Ragland, a Pardee vice president who oversees the Sacramento division, said the builder targeted the region in particular for its supply of land and long-term economic prospects.
“Sacramento has proven to be a consistent home-building market in ups and downs,” he said.
Pardee is making Sacramento its fifth regional division in a western U.S. lineup that includes Los Angeles-Ventura, San Diego, Inland Empire and Las Vegas.
From 2005 through the first three months of 2007, the home builder sold 3,000 single-family detached houses in California, said Robert D. Martinez, director of research at San Diego-based MarketPointe Realty Advisors.
That’s 3.4 percent of total detached home sales in Los Angeles, San Diego, Orange County, Riverside, San Bernardino and Ventura. Publicly traded Lennar Corp. has a 9 percent share. KB Home has 8 percent.
Nearly half of Pardee’s sales are in the growing western suburbs of Riverside County, Martinez said.
He said Pardee reported a 29 percent drop in its sales as Southern California home prices fell in 2005-2006, but still outperformed the region. Total sales across Southern California dropped 40 percent during that period.
A subsidiary of timber giant Weyerhaeuser Co., Pardee hired Ragland at the height of the housing boom in 2004 to launch a Sacramento division. It has since invested more than $150 million on land and other startup costs in Natomas, Rancho Cordova and Stockton, he said.
“It’s kind of a feel-good story,” said Greg Gross, who tracks Northern California home builders as a director for Houston-based Metrostudy.
“As slow as things are, someone is taking the opportunity to enter this market. They’re going to be a competitive builder.”
Ragland concedes that the company faces a formidable challenge as the new home and mortgage loan markets slump. But he thinks a Natomas location at Gateway Park Boulevard and Terracina Drive will be an early advantage.
“My experience in Sacramento says the farther you are from job centers, the worse off you’ll be,” he said.
Pardee’s 120-acre Natomas community - about 660 single-family houses and 260 apartments and condos - is 5 miles from downtown Sacramento. The company plans another 1,100 houses in the Sunrise Douglas area.
The first Natomas offerings start in the $300,000s and are aimed at first-time home California mortgage applicants as well as at move-up buyers.
The firm also is looking at 55-and-up adult communities and big neighborhoods with home lots it could sell to other builders.
Pardee President and Chief Executive Officer Michael McGee said the company is studying the Highway 99 and I-5 corridors in the Valley.

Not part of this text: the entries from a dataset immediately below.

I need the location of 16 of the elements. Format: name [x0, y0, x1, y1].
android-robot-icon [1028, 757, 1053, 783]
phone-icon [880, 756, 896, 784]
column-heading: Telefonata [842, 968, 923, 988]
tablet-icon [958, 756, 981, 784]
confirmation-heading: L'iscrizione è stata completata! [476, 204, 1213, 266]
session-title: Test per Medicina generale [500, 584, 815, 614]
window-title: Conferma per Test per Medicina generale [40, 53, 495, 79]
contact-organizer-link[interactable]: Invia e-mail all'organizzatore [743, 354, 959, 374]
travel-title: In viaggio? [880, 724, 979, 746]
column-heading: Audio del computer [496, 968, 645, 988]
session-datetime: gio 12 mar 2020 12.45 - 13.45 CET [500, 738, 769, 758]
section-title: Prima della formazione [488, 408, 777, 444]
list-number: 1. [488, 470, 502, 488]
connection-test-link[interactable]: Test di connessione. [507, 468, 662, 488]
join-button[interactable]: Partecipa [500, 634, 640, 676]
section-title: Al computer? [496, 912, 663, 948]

Growth experts say population there will more than double to 8 million by 2050.
The Sacramento opening represents Pardee’s third attempt to stake its claim to a Northern California housing market. Its first small venture into Santa Clara County in the late 1970s proved unsatisfactory, McGee said.
Its second never got past Livermore voters.
In November 2005 they rejected a Pardee proposal to expand the city’s urban growth boundary to build 2,450 new solar-powered houses. Pardee spent $3 million on the campaign and got only 28 percent of the vote.
“Pardee, despite spending a lot of money, didn’t do its homework and ran into the strong convictions of Livermore voters,” said Tom Steinbach, executive director of the San Francisco-based Greenbelt Alliance.
The group tries to preserve open space by keeping growth in already developed areas. It helped lead opposition to Pardee’s proposal.
Some analysts say the firm is at the forefront of green building. In 2005 it was the state’s first builder to earn one of Governor Arnold Schwarzenegger’s Environmental and Economic Leadership Awards.